回到蝶屋后,我的伤势让所有人都忙碌起来。蝴蝶大人亲自处理我的伤口,指尖沾着冰凉的药膏轻轻涂抹在腹部的贯穿伤上,动作精细的同时又如蜻蜓点水般柔和,让人几乎感受不到疼痛。她担忧的声音里带着一丝责备:“身为柱,却让自己伤成这样……”
小清、小澄和小穗围在床边,手忙脚乱地递纱布、换药水。小穗的指尖微微发抖,差点打翻药瓶:“云小姐的伤口好深……一定很疼吧……”葵小姐按住她的肩膀,轻声安慰:“别怕,蝴蝶大人会处理好的。”
我昏昏沉沉地躺着,耳边是小姑娘们压抑的抽泣声和药瓶碰撞的轻响。偶尔清醒时,能感觉到有人替我掖紧被角,或是用温热的毛巾擦拭我冷汗涔涔的额头。
就这么迷迷糊糊地睡了两天。第三天一早,房门被猛地推开,一阵急促的脚步声逼近床边。
“云!”
是时透的声音。他的手贴上我的额头,似乎在确认我的状态,随后又迅速收回,仿佛被烫到一般。
我勉强睁开眼,眼前仍是一片黑暗,却能通过气流感知到时透紧蹙的眉头和绷紧的下颌线。他的呼吸比平时紊乱,队服上还带着夜露的湿气,或许是执勤结束一接到消息就赶来了。
葵小姐端着药盘轻手轻脚地走进来,看到时透来了微微愣了一下,随即露出温和的笑容:“时透大人,您来了!云小姐的伤口恢复得不错,只是失血较多,需要静养一段时间。”

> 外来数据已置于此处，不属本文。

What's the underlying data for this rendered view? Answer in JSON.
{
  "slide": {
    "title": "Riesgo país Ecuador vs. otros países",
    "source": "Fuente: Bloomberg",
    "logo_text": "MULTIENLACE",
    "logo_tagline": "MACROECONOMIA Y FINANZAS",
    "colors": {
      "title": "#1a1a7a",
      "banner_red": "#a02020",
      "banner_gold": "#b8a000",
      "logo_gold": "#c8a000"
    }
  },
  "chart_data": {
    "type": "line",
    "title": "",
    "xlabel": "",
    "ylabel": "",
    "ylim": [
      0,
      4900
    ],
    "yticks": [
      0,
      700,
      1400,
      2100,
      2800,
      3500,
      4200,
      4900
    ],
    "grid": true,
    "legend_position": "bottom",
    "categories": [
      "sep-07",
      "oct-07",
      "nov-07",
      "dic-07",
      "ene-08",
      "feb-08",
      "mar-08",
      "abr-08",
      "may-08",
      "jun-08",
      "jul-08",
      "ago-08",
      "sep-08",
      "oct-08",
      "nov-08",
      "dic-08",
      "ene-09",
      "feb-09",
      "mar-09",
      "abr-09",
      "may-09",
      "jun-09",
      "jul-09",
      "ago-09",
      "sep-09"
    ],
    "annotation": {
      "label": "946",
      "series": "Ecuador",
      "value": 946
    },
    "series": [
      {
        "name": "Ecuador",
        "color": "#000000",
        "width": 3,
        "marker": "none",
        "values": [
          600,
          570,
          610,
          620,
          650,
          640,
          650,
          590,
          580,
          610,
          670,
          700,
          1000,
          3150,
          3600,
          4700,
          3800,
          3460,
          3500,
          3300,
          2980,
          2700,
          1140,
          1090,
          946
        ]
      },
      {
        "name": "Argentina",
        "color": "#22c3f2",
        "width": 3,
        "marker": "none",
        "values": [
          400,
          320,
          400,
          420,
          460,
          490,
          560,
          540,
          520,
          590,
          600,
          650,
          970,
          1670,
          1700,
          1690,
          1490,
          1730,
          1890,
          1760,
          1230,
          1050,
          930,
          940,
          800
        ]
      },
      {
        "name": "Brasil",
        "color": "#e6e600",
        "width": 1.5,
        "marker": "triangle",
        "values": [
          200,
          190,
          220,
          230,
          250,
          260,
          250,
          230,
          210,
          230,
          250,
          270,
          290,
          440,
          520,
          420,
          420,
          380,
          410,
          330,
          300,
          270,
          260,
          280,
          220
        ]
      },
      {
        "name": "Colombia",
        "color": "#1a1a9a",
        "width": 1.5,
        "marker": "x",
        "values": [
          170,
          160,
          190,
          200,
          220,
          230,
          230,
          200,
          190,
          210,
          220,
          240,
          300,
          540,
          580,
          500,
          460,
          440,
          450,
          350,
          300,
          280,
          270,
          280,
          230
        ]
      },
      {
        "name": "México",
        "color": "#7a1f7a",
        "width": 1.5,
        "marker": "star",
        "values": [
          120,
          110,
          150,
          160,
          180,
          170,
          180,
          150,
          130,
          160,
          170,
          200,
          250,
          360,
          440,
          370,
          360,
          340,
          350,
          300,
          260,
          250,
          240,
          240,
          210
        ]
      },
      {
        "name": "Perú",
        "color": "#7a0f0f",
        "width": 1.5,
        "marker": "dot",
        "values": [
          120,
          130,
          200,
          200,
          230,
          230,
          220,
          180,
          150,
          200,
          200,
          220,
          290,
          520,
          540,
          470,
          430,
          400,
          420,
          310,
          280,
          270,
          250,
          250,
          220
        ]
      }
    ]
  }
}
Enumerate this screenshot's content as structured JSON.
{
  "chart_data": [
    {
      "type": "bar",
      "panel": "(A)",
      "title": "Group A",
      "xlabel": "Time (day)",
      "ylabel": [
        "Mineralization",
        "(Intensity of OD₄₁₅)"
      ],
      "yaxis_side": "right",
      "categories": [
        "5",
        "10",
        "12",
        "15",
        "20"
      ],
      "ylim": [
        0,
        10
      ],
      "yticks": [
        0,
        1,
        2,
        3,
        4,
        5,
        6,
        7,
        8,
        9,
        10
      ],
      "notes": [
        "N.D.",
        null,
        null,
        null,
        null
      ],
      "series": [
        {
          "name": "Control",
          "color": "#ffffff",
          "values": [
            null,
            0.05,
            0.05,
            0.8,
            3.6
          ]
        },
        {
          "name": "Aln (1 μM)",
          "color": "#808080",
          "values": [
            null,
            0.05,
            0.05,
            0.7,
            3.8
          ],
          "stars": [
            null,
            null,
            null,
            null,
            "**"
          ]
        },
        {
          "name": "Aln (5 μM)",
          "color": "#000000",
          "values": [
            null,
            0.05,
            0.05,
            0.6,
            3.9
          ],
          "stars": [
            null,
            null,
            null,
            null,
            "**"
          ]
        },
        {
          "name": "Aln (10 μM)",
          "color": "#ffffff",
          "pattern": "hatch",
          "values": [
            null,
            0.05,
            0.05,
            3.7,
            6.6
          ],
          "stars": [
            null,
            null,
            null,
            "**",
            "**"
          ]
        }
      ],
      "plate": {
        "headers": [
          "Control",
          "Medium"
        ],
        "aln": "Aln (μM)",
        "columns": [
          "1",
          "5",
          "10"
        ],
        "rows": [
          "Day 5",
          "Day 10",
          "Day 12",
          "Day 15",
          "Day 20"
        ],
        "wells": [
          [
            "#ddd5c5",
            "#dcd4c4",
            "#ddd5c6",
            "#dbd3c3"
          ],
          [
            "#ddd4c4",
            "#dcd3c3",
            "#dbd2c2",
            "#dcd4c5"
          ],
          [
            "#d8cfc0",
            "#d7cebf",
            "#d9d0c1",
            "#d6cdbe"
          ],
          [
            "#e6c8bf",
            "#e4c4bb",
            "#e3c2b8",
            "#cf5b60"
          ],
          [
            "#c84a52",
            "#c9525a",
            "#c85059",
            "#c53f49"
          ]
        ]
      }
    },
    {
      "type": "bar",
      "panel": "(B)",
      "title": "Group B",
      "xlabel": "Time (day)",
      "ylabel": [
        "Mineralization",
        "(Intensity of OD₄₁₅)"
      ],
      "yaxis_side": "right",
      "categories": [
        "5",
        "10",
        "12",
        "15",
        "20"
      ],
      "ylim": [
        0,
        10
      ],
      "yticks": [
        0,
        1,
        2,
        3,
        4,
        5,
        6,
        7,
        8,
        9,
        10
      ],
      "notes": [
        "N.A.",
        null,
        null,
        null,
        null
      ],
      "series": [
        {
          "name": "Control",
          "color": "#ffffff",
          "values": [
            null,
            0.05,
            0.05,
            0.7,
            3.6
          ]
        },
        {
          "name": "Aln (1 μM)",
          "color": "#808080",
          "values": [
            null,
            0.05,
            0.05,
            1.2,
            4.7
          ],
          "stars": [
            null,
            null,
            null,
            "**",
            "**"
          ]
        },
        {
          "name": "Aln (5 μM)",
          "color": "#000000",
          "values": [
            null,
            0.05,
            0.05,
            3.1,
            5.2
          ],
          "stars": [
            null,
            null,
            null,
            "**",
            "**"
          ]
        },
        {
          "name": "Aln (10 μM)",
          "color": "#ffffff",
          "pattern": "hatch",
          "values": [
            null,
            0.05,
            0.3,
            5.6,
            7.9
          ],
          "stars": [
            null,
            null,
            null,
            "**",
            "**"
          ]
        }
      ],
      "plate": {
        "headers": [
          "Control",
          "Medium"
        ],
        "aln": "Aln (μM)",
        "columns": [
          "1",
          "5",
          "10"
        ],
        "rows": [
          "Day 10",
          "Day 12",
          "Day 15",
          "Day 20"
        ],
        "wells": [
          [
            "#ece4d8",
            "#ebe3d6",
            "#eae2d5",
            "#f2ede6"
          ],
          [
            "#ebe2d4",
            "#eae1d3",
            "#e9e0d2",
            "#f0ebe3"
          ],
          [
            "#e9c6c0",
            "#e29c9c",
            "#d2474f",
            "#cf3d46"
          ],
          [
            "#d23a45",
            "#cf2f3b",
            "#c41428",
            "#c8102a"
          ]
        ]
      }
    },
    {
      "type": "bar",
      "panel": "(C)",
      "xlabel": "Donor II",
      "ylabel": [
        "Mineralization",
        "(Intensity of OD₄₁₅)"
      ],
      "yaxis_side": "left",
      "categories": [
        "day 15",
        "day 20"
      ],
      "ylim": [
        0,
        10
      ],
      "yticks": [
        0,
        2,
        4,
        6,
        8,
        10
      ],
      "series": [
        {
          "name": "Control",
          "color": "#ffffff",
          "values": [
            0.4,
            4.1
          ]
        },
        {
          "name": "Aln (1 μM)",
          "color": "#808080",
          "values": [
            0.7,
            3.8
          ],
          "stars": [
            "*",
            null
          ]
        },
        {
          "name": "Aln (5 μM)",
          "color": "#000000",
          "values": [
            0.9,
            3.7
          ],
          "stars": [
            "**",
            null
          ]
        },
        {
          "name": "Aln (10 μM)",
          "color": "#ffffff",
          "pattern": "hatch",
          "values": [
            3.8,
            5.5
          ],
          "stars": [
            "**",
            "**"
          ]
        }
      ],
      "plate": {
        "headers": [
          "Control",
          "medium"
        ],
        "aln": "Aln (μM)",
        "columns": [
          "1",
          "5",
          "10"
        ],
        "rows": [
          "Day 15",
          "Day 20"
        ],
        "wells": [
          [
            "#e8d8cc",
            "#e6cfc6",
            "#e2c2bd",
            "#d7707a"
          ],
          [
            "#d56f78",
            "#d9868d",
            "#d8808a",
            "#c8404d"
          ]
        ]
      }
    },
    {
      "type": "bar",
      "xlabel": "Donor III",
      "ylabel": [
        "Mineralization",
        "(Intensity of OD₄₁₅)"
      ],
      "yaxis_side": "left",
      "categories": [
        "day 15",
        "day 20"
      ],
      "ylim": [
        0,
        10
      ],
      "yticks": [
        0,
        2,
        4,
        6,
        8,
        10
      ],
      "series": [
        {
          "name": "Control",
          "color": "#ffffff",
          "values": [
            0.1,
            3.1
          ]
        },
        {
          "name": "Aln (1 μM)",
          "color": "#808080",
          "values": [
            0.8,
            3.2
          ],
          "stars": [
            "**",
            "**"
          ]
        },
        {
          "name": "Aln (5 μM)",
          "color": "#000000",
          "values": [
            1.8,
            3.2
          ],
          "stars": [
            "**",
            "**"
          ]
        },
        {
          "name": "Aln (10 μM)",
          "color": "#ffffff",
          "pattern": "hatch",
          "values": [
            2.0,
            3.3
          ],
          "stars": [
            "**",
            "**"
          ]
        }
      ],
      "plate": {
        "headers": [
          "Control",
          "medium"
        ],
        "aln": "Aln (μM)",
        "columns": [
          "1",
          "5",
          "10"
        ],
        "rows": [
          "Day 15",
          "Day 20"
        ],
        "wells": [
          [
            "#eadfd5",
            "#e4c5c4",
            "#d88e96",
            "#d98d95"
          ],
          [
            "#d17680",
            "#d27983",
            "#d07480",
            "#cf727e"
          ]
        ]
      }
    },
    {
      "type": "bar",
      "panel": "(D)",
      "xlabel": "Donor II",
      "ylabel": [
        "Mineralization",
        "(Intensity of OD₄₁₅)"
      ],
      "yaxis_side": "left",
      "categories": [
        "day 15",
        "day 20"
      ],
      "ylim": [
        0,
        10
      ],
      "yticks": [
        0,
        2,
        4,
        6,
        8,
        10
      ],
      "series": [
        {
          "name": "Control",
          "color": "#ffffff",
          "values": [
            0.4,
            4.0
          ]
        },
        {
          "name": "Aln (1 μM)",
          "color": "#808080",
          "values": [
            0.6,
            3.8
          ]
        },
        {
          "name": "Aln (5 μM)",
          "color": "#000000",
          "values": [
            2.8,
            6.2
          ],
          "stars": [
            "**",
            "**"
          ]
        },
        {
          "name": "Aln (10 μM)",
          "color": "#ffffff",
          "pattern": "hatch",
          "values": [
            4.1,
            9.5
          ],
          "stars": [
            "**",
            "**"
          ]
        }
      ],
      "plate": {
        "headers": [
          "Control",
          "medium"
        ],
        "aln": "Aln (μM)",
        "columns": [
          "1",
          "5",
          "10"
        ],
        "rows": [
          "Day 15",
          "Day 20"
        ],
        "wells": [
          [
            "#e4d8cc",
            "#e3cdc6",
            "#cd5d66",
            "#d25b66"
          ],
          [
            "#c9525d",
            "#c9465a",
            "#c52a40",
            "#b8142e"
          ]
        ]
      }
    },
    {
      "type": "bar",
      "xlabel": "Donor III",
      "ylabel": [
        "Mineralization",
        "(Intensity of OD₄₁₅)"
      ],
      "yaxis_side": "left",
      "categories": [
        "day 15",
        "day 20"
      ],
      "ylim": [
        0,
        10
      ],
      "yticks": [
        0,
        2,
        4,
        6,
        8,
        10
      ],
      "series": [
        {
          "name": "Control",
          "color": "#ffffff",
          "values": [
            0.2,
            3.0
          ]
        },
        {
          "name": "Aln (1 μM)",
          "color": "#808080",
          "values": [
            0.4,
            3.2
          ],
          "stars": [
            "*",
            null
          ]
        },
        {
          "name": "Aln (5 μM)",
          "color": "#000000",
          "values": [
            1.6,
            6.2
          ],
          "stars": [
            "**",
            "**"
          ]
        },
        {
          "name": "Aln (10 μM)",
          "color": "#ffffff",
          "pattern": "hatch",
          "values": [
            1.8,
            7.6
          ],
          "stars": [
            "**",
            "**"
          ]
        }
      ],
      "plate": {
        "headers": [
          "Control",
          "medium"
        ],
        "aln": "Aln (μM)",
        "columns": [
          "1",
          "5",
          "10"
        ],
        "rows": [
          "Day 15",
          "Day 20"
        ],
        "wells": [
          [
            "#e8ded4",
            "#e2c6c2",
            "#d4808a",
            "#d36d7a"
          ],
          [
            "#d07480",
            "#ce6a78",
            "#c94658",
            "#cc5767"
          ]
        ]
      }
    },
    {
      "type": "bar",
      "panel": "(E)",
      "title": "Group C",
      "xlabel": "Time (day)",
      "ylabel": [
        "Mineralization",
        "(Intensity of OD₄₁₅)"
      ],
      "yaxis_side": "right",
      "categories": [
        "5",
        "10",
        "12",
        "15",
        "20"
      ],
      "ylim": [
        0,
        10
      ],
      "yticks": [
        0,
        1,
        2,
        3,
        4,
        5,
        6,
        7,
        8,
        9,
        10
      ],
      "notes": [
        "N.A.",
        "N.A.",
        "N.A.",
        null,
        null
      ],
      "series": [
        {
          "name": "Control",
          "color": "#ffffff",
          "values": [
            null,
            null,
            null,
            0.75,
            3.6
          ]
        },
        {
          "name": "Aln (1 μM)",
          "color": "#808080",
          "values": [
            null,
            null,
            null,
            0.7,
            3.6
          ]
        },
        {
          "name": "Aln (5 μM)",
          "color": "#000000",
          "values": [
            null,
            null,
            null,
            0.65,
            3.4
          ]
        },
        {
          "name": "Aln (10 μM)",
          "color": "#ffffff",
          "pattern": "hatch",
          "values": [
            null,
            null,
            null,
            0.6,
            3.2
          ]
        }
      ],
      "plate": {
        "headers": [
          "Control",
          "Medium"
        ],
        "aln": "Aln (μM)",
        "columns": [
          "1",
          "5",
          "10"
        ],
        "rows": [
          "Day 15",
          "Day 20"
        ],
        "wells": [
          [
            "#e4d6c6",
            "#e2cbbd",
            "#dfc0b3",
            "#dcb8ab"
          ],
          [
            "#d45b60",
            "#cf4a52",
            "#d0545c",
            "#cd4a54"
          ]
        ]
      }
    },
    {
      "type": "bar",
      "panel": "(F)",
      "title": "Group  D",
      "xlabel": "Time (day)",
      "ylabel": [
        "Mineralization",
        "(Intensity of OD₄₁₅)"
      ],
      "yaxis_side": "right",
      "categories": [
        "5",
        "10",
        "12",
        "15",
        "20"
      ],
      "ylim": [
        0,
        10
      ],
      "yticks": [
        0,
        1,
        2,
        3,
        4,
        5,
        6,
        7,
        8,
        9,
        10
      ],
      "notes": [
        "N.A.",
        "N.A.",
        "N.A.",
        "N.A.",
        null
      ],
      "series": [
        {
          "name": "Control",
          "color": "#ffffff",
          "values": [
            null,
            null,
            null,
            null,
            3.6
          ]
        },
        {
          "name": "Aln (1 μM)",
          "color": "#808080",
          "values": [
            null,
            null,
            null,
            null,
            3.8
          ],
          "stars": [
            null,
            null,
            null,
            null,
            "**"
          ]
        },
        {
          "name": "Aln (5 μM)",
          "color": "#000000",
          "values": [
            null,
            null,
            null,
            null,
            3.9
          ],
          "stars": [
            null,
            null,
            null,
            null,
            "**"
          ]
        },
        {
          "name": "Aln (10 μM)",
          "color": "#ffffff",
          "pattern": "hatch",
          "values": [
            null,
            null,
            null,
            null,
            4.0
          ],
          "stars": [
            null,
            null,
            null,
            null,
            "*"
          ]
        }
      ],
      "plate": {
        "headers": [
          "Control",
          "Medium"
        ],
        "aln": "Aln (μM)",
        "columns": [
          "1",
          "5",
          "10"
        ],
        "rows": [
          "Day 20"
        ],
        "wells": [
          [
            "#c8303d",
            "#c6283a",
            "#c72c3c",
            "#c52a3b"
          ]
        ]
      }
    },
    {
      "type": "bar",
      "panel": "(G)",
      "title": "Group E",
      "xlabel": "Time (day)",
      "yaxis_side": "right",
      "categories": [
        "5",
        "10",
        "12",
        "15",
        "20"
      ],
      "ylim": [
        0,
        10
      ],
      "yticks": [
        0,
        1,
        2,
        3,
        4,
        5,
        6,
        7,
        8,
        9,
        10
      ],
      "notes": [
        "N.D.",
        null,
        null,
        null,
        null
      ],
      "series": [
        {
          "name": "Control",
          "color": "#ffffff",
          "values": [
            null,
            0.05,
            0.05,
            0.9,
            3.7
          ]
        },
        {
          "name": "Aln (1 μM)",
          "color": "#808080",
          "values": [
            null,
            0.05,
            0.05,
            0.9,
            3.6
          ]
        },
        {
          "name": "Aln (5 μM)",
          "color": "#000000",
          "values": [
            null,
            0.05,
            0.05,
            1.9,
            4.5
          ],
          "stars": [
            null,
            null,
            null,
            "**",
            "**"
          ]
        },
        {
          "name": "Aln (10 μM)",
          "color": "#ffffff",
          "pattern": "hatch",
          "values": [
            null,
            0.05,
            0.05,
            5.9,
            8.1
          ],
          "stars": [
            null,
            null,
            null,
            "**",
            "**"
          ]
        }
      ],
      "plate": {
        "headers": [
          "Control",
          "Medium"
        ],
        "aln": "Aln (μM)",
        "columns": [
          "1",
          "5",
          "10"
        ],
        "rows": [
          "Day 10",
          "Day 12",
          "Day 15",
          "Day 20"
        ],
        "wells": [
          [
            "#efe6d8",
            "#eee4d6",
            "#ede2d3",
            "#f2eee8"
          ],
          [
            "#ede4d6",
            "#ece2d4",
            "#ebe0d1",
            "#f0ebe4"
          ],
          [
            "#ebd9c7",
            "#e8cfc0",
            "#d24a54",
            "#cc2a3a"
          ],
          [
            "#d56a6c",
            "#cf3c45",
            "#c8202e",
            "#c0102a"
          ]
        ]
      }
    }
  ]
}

她熟练地解开绷带,露出已经开始愈合的伤口。“贯穿伤最怕感染,不过祢豆子的血鬼术已经把毒素祛除干净了。”葵小姐一边换药一边解释,“现在只需要按时换药,等伤口完全愈合就好。”
时透沉默地站在一旁,目光始终没有离开我的伤口。当葵小姐轻轻按压边缘检查时,我的呼吸不自觉地一滞,他的手指立刻收紧了。
葵小姐利落地缠好新绷带,将药碗放在床头:“这药能帮助伤口愈合,就拜托时透大人了,我就不打扰你们了。”
房门轻轻合上后,房间里只剩下我和时透。他沉默地端起药碗,瓷勺与碗壁碰撞发出清脆的声响。温苦的药汁滑过喉咙,我忍不住皱了一下眉。时透的动作迟疑了一下,突然从袖中摸出一个小纸包:“这儿有蜜饯。”
甜腻的梅子香在舌尖化开,冲散了药的苦涩。我怔了怔,没想到向来淡漠的时透也会准备这个。
喂我喝完药后,时透将空碗放回床头,像是解释般补充道:“蜜饯是宇髓塞的,他左手断了,退役了。”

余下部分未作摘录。